Enhancing Memory Mechanisms: Richer RL-based update policies, hierarchical or transformer-based memory embeddings, support for continuous weighting and automatic memory management (Adamyan et al., 11 Jul 2025).
Inter-object and Motion-aware Modules: Incorporation of cross-object attention, learned motion priors, and explicit spatiotemporal constraints in the memory encoder to address crowded scenes and rapid changes (Geetha et al., 12 Aug 2024, Ravi et al., 1 Aug 2024).
Semi/Unsupervised and Active Learning: Automatic expansion of mask annotation via pseudo-labeling, active learning, and reduced human-in-the-loop correction during data collection (Ravi et al., 1 Aug 2024).
Domain Adaptation: Efficient fine-tuning strategies for specialized domains (medical, remote sensing), including adapter layers and prompt augmentation (Yan et al., 6 Aug 2024, Dong et al., 1 Aug 2024).

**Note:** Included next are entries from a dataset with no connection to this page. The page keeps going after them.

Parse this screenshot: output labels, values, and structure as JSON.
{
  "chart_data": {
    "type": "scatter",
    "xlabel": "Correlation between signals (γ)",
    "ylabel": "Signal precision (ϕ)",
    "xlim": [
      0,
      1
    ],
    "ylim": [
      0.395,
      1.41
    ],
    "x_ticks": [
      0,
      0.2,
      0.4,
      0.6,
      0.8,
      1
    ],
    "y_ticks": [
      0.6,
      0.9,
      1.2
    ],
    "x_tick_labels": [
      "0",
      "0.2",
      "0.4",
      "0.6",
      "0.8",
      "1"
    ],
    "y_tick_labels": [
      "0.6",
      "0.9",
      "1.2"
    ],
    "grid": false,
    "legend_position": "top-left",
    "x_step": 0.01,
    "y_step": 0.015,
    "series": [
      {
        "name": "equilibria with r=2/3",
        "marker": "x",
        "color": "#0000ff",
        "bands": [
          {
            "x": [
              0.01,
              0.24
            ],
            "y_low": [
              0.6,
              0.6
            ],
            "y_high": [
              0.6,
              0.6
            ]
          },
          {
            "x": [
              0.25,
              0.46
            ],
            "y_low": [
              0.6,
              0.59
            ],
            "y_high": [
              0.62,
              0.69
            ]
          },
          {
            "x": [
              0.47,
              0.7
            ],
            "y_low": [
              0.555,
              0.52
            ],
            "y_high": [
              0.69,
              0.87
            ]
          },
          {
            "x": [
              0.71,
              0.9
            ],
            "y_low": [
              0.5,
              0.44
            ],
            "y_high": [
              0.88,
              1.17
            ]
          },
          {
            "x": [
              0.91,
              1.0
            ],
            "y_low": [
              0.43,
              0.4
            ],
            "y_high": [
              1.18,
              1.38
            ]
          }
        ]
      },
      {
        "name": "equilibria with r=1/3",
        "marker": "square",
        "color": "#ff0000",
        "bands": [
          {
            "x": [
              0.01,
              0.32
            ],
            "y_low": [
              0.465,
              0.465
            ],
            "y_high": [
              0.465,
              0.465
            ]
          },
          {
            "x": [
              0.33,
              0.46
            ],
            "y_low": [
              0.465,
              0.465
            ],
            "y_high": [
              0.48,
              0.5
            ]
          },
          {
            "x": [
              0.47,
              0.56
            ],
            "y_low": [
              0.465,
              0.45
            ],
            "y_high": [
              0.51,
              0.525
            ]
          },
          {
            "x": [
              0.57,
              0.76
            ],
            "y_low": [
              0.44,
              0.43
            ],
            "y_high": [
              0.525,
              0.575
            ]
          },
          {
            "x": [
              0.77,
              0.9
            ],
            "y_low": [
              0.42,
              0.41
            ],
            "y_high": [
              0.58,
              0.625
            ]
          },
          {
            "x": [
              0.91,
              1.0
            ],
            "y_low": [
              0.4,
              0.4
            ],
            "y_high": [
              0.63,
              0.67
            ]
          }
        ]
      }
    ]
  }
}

Zero-Prompt and Self-Prompted Segmentation: Optimization of mask proposal thresholds and integration of self-prompting detectors to close the gap between user-driven and fully automatic segmentation workflows (Wang et al., 28 Nov 2024, Tang et al., 31 Jul 2024).
Deployment at Scale: Optimization of inference time and memory for large-scale annotation, streaming video, and 3D segmentation, including batching, VRAM/RAM capping, and offloading strategies (Wang et al., 28 Nov 2024, Yildiz et al., 27 Aug 2024).

SAM 2 thus constitutes a foundational shift toward unified, promptable segmentation across modalities and domains, with memory-equipped transformers enabling consistent, interactive, and efficient video and volumetric segmentation (Ravi et al., 1 Aug 2024, Geetha et al., 12 Aug 2024, Wang et al., 28 Nov 2024). The released codebase and dataset (SA-V) support broad experimental and practical adoption.